Le convaincu objectif :

 

Cher André,

S'interroger présente un risque ! Tant d'années pour une activité non productive, ce choix était il judicieux?
Mais d'abord avons-nous choisi? Dire qu'il nous a été donné de rencontrer cette discipline serait plus juste. Nous avons seulement persévéré pour ne pas dire que nous nous sommes entêtés, probablement parce que nous y avons trouvé du plaisir, de l'intérêt, la perspective combien vaine d'être fort. C'est ce que je pense parfois quand le ciel est gris comme souvent dans notre Normandie.
Quand le ciel est bleu, ce qui est plus rare, je revois toute les rencontres que j'ai pu faire, les instants de pure grâce de la pratique, le plaisir d'apprendre aux autres et de les voir progresser et j'oublie l'arthrose, le temps perdu (qui aurait été perdu de toute façon) et je me dis : quelle chance j'ai eue !
Je ne sais si nous oscillons tous entre ces deux sentiments contraires, mais si c'était à refaire je crois que je recommencerais.
Donc 50, 46 ou 40 ans, 30 pour ce qui me concerne, il n'y a qu'un événement qui pourra nous arrêter!

Avec toutes mes amitiés.
E.L.

 

Le missionné serein :

 

Réflexions : que représentent 45 années de port de la ceinture noire pour D.T. ?

 

Une grande responsabilité, tout d’abord, envers les autres personnes. Pour les jeunes adeptes en Aïkibudo et/ou en judo qui seront en devenir d’accès au port de la ceinture noire, un jour. J’ai une «mission», le terme est peut-être «pédant» mais c’est montrer la voie de l’art martial tant au dojo qu’à l’extérieur du dojo.

 

Cette voie martiale, d’une part avec tout son cortège d’étiquettes, mais également de valeurs de la vie dont chaque humain devrait s’inspirer pour devenir meilleurs, tel que le respect de soi et d’autrui, le contrôle de soi, la collaboration mutuelle, la recherche de l’harmonie, service et disponibilité auprès des autres, etc.

 

Quel bonheur de pouvoir ensuite retrouver mettre cet art martial mais aussi d’apporter et/ou de soutenir, auprès des adeptes, ces valeurs morales, ses règles et participer à la formation globale de la personne.

 

L’objectif, pour tout adepte des arts martiaux, est d’obtenir cette ceinture noire ! La route est difficile pour y arriver mais obtenir cette «obi» noire, quelle euphorie pour celui qui l’a mérité ! Quel bond nous venons de faire tant au plan technique que corporel, mais également sur le plan moral…et quelles responsabilités nous avons subitement auprès des autres et de soi même ; autres qu’il faut aider, mais soi aussi et que les autres marches sont hautes pour progresser, progresser encore et toujours !

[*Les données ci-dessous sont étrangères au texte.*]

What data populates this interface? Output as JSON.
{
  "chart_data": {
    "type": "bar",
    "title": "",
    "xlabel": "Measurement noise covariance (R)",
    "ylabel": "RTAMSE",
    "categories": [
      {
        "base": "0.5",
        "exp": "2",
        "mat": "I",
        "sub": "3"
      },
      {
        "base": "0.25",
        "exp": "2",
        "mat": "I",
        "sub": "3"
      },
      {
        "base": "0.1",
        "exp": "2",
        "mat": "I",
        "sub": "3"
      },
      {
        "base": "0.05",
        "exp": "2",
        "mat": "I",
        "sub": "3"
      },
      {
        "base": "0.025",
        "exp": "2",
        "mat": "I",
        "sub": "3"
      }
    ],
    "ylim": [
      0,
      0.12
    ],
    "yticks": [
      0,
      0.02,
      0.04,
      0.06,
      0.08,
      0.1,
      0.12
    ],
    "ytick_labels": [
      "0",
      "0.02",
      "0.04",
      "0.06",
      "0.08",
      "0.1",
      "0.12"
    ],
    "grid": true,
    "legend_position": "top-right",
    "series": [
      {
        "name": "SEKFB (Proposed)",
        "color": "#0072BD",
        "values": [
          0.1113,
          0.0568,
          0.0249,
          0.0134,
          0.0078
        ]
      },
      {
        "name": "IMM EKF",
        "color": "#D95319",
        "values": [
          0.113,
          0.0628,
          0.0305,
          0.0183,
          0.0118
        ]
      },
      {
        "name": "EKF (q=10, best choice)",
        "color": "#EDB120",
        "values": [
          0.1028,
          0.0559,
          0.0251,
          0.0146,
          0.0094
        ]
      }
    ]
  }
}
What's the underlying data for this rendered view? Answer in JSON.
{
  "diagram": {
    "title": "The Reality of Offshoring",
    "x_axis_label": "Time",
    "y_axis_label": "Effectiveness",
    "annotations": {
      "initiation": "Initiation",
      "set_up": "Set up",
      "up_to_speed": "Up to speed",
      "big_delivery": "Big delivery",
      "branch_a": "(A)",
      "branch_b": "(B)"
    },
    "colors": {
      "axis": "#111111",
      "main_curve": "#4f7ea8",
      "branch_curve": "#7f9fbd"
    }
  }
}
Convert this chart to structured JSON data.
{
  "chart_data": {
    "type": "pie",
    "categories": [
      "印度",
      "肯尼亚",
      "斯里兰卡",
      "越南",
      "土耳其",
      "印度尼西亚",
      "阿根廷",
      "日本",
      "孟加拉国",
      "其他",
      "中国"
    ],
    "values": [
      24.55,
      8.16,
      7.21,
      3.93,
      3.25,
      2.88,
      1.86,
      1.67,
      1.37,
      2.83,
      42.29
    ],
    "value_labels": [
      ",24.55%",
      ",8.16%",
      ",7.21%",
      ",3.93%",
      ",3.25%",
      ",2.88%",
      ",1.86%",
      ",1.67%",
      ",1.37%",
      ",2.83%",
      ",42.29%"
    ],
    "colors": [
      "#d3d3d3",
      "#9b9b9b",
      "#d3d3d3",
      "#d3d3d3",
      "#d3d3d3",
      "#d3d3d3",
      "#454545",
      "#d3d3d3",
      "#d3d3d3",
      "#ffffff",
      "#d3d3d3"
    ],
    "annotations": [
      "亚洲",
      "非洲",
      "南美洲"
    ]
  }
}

Car avec l’obtention de la ceinture, on commence à apprendre l’art martial que l’on pratique, pour moi, c’est une grande école de la vie que nous apportent les arts martiaux ! Les portes sont nombreuses, la ceinture noire Sho-Dan et par la suite, les nombreuses autres !

 

Que de plaisir au bout de 45 ans de pratique, l’art martial apporte santé et sérénité mais aussi la joie de pouvoir pratiquer avec des personnes partageant le même idéal.

 

D.T.

6ème dan Judo

3ème dan Aïkibudo

 

La voyageuse inspirée :

 

Nos impressions, de pratiquants de tous niveaux, horizons et lieux différents, de professeur … Ce que cela représente pour nous,  « 40, 46, 50 années de ceinture noire » ?

 

Tout d’abord, au présent. Comme disent les « jeun’s » : RESPECT !

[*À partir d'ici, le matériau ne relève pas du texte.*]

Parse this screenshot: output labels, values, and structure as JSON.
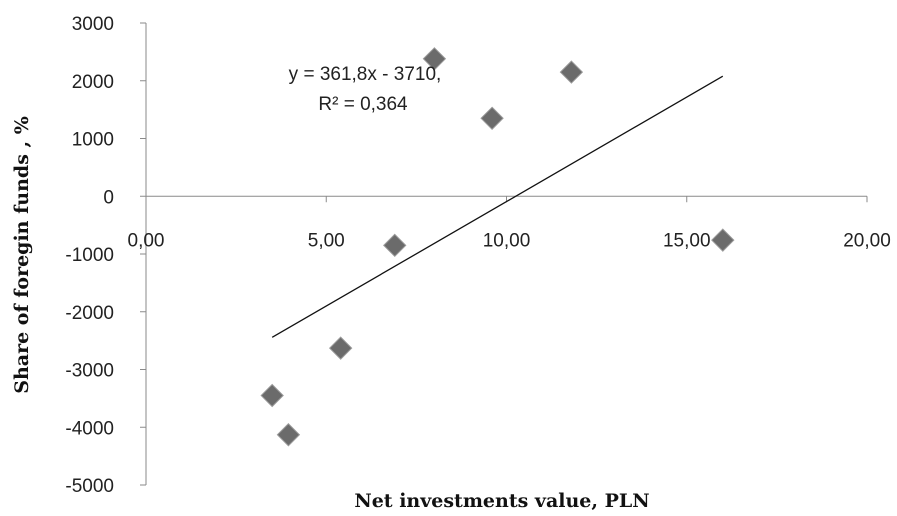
{
  "chart_data": {
    "type": "scatter",
    "xlabel": "Net investments value, PLN",
    "ylabel": "Share of foregin funds , %",
    "xlim": [
      0,
      20
    ],
    "ylim": [
      -5000,
      3000
    ],
    "x_ticks": [
      "0,00",
      "5,00",
      "10,00",
      "15,00",
      "20,00"
    ],
    "y_ticks": [
      "3000",
      "2000",
      "1000",
      "0",
      "-1000",
      "-2000",
      "-3000",
      "-4000",
      "-5000"
    ],
    "points": [
      {
        "x": 3.5,
        "y": -3450
      },
      {
        "x": 3.95,
        "y": -4130
      },
      {
        "x": 5.4,
        "y": -2630
      },
      {
        "x": 6.9,
        "y": -850
      },
      {
        "x": 8.0,
        "y": 2380
      },
      {
        "x": 9.6,
        "y": 1350
      },
      {
        "x": 11.8,
        "y": 2150
      },
      {
        "x": 16.0,
        "y": -760
      }
    ],
    "trendline": {
      "slope": 361.8,
      "intercept": -3710,
      "x_range": [
        3.5,
        16.0
      ],
      "equation": "y = 361,8x - 3710,",
      "r2": "R² = 0,364"
    },
    "marker_color": "#6b6b6b",
    "line_color": "#111111",
    "grid": false,
    "legend": "none"
  }
}
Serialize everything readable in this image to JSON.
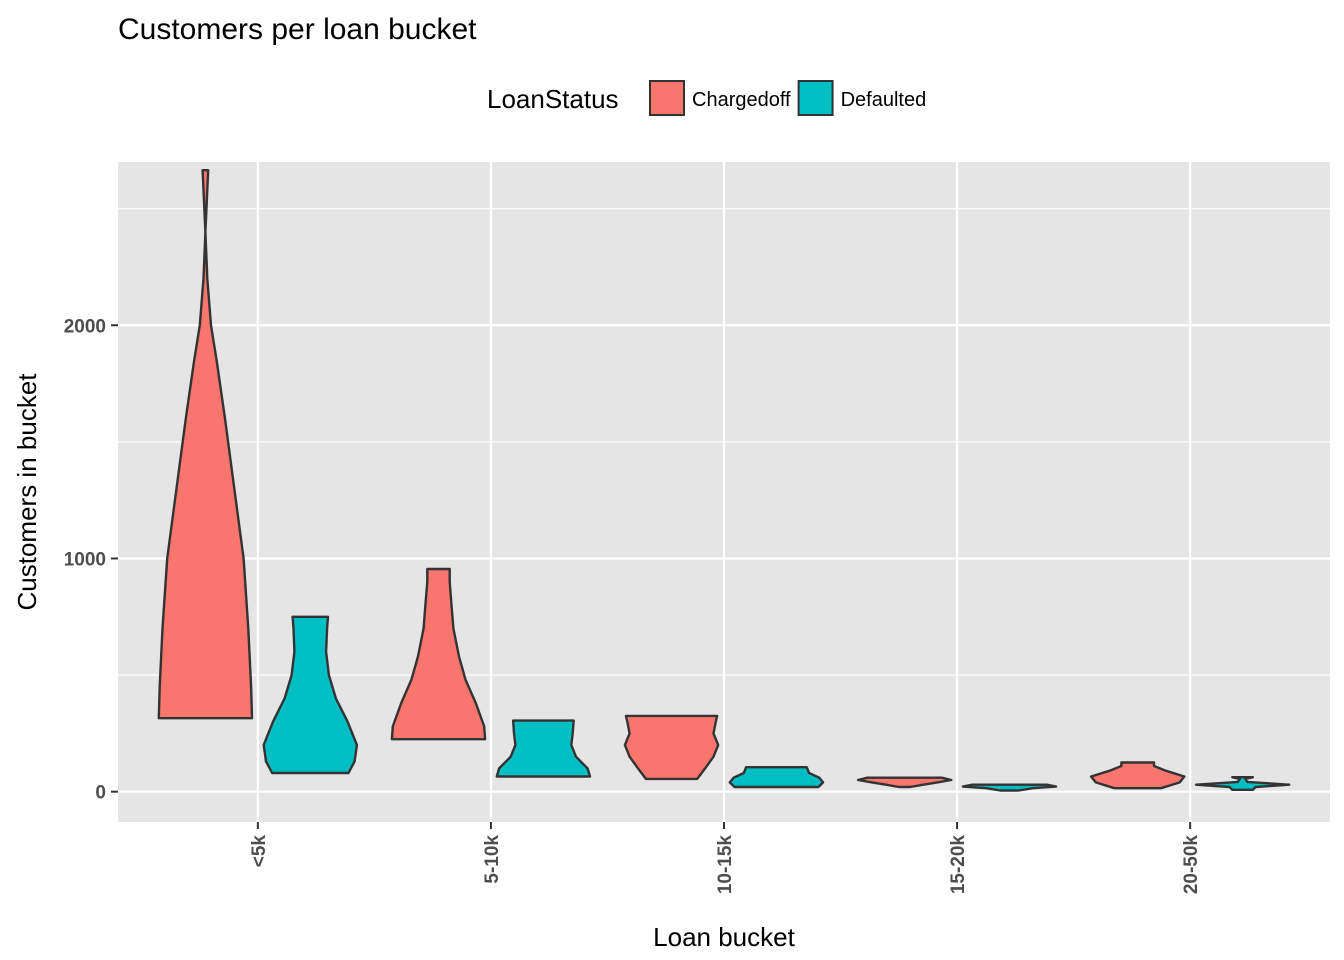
{
  "chart_data": {
    "type": "violin",
    "title": "Customers per loan bucket",
    "xlabel": "Loan bucket",
    "ylabel": "Customers in bucket",
    "categories": [
      "<5k",
      "5-10k",
      "10-15k",
      "15-20k",
      "20-50k"
    ],
    "ylim": [
      -130,
      2700
    ],
    "yticks": [
      0,
      1000,
      2000
    ],
    "grid": true,
    "legend": {
      "title": "LoanStatus",
      "position": "top",
      "entries": [
        "Chargedoff",
        "Defaulted"
      ]
    },
    "series": [
      {
        "name": "Chargedoff",
        "color": "#F8766D",
        "violins": [
          {
            "min": 315,
            "max": 2665,
            "profile": [
              [
                315,
                1.0
              ],
              [
                450,
                0.98
              ],
              [
                700,
                0.92
              ],
              [
                1000,
                0.82
              ],
              [
                1300,
                0.62
              ],
              [
                1600,
                0.42
              ],
              [
                1850,
                0.24
              ],
              [
                2000,
                0.12
              ],
              [
                2200,
                0.04
              ],
              [
                2400,
                0.0
              ],
              [
                2665,
                0.06
              ]
            ]
          },
          {
            "min": 225,
            "max": 955,
            "profile": [
              [
                225,
                1.0
              ],
              [
                280,
                0.98
              ],
              [
                380,
                0.8
              ],
              [
                480,
                0.58
              ],
              [
                580,
                0.44
              ],
              [
                700,
                0.32
              ],
              [
                800,
                0.28
              ],
              [
                900,
                0.24
              ],
              [
                955,
                0.24
              ]
            ]
          },
          {
            "min": 55,
            "max": 325,
            "profile": [
              [
                55,
                0.55
              ],
              [
                100,
                0.72
              ],
              [
                150,
                0.9
              ],
              [
                200,
                1.0
              ],
              [
                250,
                0.9
              ],
              [
                300,
                0.95
              ],
              [
                325,
                0.98
              ]
            ]
          },
          {
            "min": 20,
            "max": 60,
            "profile": [
              [
                20,
                0.12
              ],
              [
                30,
                0.4
              ],
              [
                40,
                0.7
              ],
              [
                50,
                1.0
              ],
              [
                60,
                0.8
              ]
            ]
          },
          {
            "min": 15,
            "max": 125,
            "profile": [
              [
                15,
                0.5
              ],
              [
                40,
                0.9
              ],
              [
                65,
                1.0
              ],
              [
                90,
                0.6
              ],
              [
                110,
                0.35
              ],
              [
                125,
                0.35
              ]
            ]
          }
        ]
      },
      {
        "name": "Defaulted",
        "color": "#00BFC4",
        "violins": [
          {
            "min": 80,
            "max": 750,
            "profile": [
              [
                80,
                0.82
              ],
              [
                130,
                0.95
              ],
              [
                200,
                1.0
              ],
              [
                300,
                0.8
              ],
              [
                400,
                0.55
              ],
              [
                500,
                0.4
              ],
              [
                600,
                0.34
              ],
              [
                700,
                0.36
              ],
              [
                750,
                0.38
              ]
            ]
          },
          {
            "min": 65,
            "max": 305,
            "profile": [
              [
                65,
                1.0
              ],
              [
                100,
                0.95
              ],
              [
                150,
                0.7
              ],
              [
                200,
                0.6
              ],
              [
                250,
                0.63
              ],
              [
                305,
                0.65
              ]
            ]
          },
          {
            "min": 20,
            "max": 105,
            "profile": [
              [
                20,
                0.9
              ],
              [
                40,
                1.0
              ],
              [
                60,
                0.92
              ],
              [
                80,
                0.7
              ],
              [
                105,
                0.65
              ]
            ]
          },
          {
            "min": 5,
            "max": 30,
            "profile": [
              [
                5,
                0.2
              ],
              [
                15,
                0.5
              ],
              [
                22,
                1.0
              ],
              [
                30,
                0.8
              ]
            ]
          },
          {
            "min": 8,
            "max": 62,
            "profile": [
              [
                8,
                0.22
              ],
              [
                20,
                0.28
              ],
              [
                30,
                1.0
              ],
              [
                42,
                0.1
              ],
              [
                55,
                0.06
              ],
              [
                62,
                0.22
              ]
            ]
          }
        ]
      }
    ]
  }
}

Alain FLOQUET a passé son 1er dan il y a un demi-siècle :

50 ans de CN ???!!!

- ça doit être la « Bodhéité » absolue… et il y a du Bouddha qui sommeille en Sensei.

- avec toujours les yeux et le cœur d’un enfant …  Bon anniversaire, Sensei !

Alain ROINEL      

46 ans de CN ?... ça doit être ça, sûrement,  le début de la sagesse…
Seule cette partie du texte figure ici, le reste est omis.